Williams’ first impression of Burns was that the coach was “old-fashioned and tough.”
“Tough, tough, tough,” echoes the Pac-12 All-Defensive Team Honorable Mention with a smile.
That toughness extends to their players, who are motivated to take Burns’ defensive gospel to the pitch.
“She’s not picking up a game,” Williams said. “So she doesn’t allow us to make a playoff. And that makes us play for 40 minutes.”
USC stays on defense even as its offense struggles. The Trojans have shot worse than 30% off the field in four of their last five games, but still won two of those games with poor shooting. After a 56-47 loss to Oregon State in the first round of the Pac-12 tournament, a major talking point was capitalizing on the team’s defensive success by converting on offense, Burns said.
But the veteran coach knows offense can be fickle in March. Courts are suddenly covered in special NCAA branding and reporters and television cameras pack press conferences. The scene can be particularly nerve-wracking for teams lacking experience on the big stage.
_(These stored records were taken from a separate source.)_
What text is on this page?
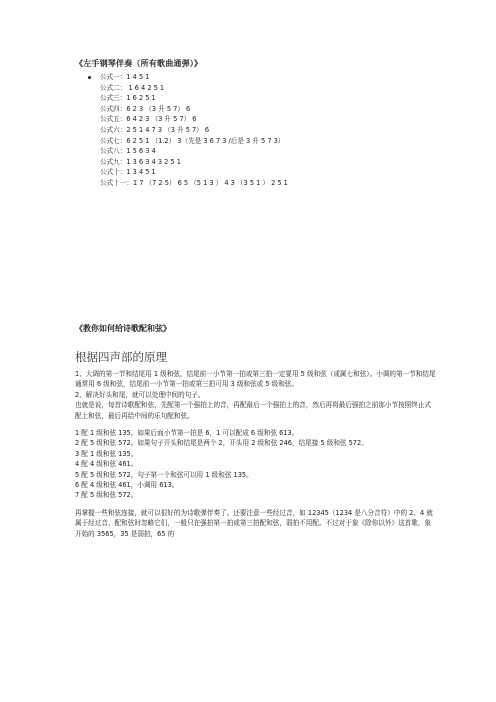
《左手钢琴伴奏（所有歌曲通弹）》
公式一：1 4 5 1
公式二： 1 6 4 2 5 1
公式三：1 6 2 5 1
公式四：6 2 3 （3 升 5 7） 6
公式五：6 4 2 3 （3 升 5 7） 6
公式六：2 5 1 4 7 3 （3 升 5 7） 6
公式七：6 2 5 1 （1.2） 3（先是 3 6 7 3 /后是 3 升 5 7 3）
公式八：1 5 6 3 4
公式九：1 3 6 3 4 3 2 5 1
公式十：1 3 4 5 1
公式十一：1 7 （7 2 5） 6 5 （5 1 3 ） 4 3 （3 5 1 ） 2 5 1
《教你如何给诗歌配和弦》
根据四声部的原理

1、大调的第一节和结尾用 1 级和弦，结尾前一小节第一拍或第三拍一定要用 5 级和弦（或属七和弦）。小调的第一节和结尾通常用 6 级和弦，结尾前一小节第一拍或第三拍可用 3 级和弦或 5 级和弦。

2、解决好头和尾，就可以处理中间的句子。

也就是说，每首诗歌配和弦，先配第一个强拍上的音，再配最后一个强拍上的音，然后再将最后强拍之前那小节按照终止式配上和弦，最后再给中间的乐句配和弦。

1 配 1 级和弦 135。如果后面小节第一拍是 6，1 可以配成 6 级和弦 613。

2 配 5 级和弦 572。如果句子开头和结尾是两个 2，开头用 2 级和弦 246，结尾接 5 级和弦 572。

3 配 1 级和弦 135。

4 配 4 级和弦 461。

5 配 5 级和弦 572，句子第一个和弦可以用 1 级和弦 135。

6 配 4 级和弦 461，小调用 613。

7 配 5 级和弦 572。

再掌握一些和弦连接，就可以很好的为诗歌弹伴奏了。还要注意一些经过音，如 12345（1234 是八分音符）中的 2、4 就属于经过音，配和弦时忽略它们，一般只在强拍第一拍或第三拍配和弦，弱拍不用配。不过对于象《除你以外》这首歌，象开始的 3565，35 是弱拍，65 的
Littleton, who helped South Carolina to a national championship last season, knows how to do it. She also knows the value of defense in March, after the Gamecocks conceded 45.5 points per game in the tournament last year, the second-lowest mark in history.
“You can’t really control whether the ball goes in the basket, but you can control what you do on defense,” Littleton said. “Whoever gets the most stops at the end wins the game.”